Active ETFs are ‘third generation’: BetaShares

Active ETFs are ‘third generation’: BetaShares

New regulation has paved the way for ‘ETP 3.0’, otherwise known as active exchange-quoted funds, says BetaShares.


In a white paper titled Getting Active: The Next Evolution in Exchange Traded Funds, BetaShares has dubbed active exchange-traded funds as ‘ETP 3.0’, the latest instalment in the exchange-traded product "revolution".

“Up until recently, all of the ETPs available on the Australian market have been either passively managed ETFs, or rules-based exchange traded managed funds,” the paper said.

Passively managed ETFs was referred to as ‘ETP 1.0’ in the paper, while rules-based investment strategies or smart beta strategies were named ‘ETP 2.0’.

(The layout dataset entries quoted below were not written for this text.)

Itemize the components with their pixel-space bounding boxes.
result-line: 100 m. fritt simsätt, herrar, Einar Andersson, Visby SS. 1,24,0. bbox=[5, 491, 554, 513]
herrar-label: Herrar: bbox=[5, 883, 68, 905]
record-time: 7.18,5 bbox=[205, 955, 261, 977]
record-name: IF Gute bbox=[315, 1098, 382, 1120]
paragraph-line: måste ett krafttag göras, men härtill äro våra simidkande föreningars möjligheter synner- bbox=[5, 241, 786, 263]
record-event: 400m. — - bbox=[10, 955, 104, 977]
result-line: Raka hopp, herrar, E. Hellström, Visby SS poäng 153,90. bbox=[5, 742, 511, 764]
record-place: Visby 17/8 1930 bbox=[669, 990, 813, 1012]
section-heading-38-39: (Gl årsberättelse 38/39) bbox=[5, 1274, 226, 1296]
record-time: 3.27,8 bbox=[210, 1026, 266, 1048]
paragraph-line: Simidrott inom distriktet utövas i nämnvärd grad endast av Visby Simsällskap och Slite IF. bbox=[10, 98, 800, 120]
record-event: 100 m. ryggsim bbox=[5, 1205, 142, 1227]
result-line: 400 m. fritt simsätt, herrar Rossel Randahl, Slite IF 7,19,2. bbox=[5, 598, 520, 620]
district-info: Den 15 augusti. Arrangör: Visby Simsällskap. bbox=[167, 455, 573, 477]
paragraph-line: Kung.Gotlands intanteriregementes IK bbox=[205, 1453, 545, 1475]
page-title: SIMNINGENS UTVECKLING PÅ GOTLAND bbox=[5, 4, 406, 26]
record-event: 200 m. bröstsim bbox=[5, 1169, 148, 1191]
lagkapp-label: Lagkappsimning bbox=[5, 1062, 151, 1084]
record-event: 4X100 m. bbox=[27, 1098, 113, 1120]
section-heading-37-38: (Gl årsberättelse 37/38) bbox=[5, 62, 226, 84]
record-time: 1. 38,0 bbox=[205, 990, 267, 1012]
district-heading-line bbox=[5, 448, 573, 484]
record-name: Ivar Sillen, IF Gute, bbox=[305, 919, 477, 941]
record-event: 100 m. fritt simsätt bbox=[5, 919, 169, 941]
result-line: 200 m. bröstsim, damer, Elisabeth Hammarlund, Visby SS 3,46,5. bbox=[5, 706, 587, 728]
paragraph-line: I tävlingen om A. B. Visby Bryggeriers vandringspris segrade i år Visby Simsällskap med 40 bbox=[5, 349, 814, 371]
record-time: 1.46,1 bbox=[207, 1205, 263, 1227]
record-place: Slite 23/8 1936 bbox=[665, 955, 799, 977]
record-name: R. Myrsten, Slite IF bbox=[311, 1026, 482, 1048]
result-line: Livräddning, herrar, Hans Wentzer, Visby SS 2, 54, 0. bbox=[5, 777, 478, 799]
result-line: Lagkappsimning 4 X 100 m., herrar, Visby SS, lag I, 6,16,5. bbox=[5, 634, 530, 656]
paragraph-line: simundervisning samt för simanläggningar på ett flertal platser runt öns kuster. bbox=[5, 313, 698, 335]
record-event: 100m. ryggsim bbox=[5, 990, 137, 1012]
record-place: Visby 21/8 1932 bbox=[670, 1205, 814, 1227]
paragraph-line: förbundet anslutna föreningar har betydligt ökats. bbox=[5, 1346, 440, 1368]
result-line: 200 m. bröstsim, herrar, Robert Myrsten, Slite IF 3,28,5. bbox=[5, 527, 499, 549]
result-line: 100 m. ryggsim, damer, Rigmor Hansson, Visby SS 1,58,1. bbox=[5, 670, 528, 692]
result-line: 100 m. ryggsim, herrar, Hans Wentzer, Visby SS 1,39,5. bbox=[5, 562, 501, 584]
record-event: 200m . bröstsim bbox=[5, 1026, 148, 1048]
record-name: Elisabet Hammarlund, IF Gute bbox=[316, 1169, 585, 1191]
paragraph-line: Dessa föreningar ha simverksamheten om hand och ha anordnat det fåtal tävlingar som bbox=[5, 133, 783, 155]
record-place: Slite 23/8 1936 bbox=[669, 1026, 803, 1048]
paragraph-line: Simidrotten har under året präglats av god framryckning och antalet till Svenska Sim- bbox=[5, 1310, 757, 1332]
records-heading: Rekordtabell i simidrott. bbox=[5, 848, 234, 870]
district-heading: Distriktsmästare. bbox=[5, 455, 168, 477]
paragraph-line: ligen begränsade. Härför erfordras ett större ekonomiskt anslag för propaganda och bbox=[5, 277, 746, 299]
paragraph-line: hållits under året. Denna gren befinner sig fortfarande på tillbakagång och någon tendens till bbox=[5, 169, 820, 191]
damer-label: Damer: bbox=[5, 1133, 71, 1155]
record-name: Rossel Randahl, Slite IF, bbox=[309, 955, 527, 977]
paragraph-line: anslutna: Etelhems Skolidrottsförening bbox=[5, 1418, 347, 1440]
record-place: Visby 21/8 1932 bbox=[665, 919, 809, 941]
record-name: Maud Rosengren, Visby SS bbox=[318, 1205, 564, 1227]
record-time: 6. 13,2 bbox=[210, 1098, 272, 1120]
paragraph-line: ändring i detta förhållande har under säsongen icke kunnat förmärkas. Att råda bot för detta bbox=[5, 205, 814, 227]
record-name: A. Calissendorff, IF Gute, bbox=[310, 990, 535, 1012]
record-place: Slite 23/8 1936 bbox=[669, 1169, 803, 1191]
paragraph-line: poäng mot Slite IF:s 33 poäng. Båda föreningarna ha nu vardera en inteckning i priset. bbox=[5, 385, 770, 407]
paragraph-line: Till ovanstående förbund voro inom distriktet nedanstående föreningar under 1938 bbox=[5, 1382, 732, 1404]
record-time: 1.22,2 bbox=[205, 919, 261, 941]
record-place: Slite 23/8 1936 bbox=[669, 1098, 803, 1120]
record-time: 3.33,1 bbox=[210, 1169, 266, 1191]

“In both cases, the underlying investment strategies used by these funds are very transparent, such that their underlying security holdings are fully disclosed on a daily basis,” the report said.

“For active fund managers, however, allowing third party market makers – and the public at large – to be continuously aware of the underlying securities in their funds would compromise their core intellectual property.”

But recent regulatory changes had made it possible for active strategies to be implemented without giving away the fund manager’s intellectual property, the paper stated.

Magellan was one of the first fund managers to list an 'exchange-quoted' version of its fund on the ASX in 2015, followed by the likes of AMP Capital in partnership with BetaShares in April 2016. Nikko Asset Management also announced plans to list active ETFs on the ASX in February 2017.

Active ETFs, according to BetaShares, act as a market maker – and the requirement for a minimum full portfolio disclosure would be quarterly, allowing for a two-month lag.

Source: BetaShares

Source: BetaShares

“As a self-market maker, the fund provides bid/offers on the market that reflect its view of ‘fair-value’, as referenced by an indicative intra-day NAV (iNAV), that is publicly available and updated frequently (e.g. every 15 seconds),” the paper said.

“At the end of each trading day, the fund then issues or cancels units according to its net position in units bought or sold on the ASX that day, and any gains or losses from the market making process will be borne by the fund.

“We might call this the 'ETP 3.0' revolution.”

Indeed, active ETFs enjoy a “ready-made customer base”, the paper argued, including “SMSF trustees, self-directed retail investors, equities accredited independent financial advisers and full service stockbrokers”.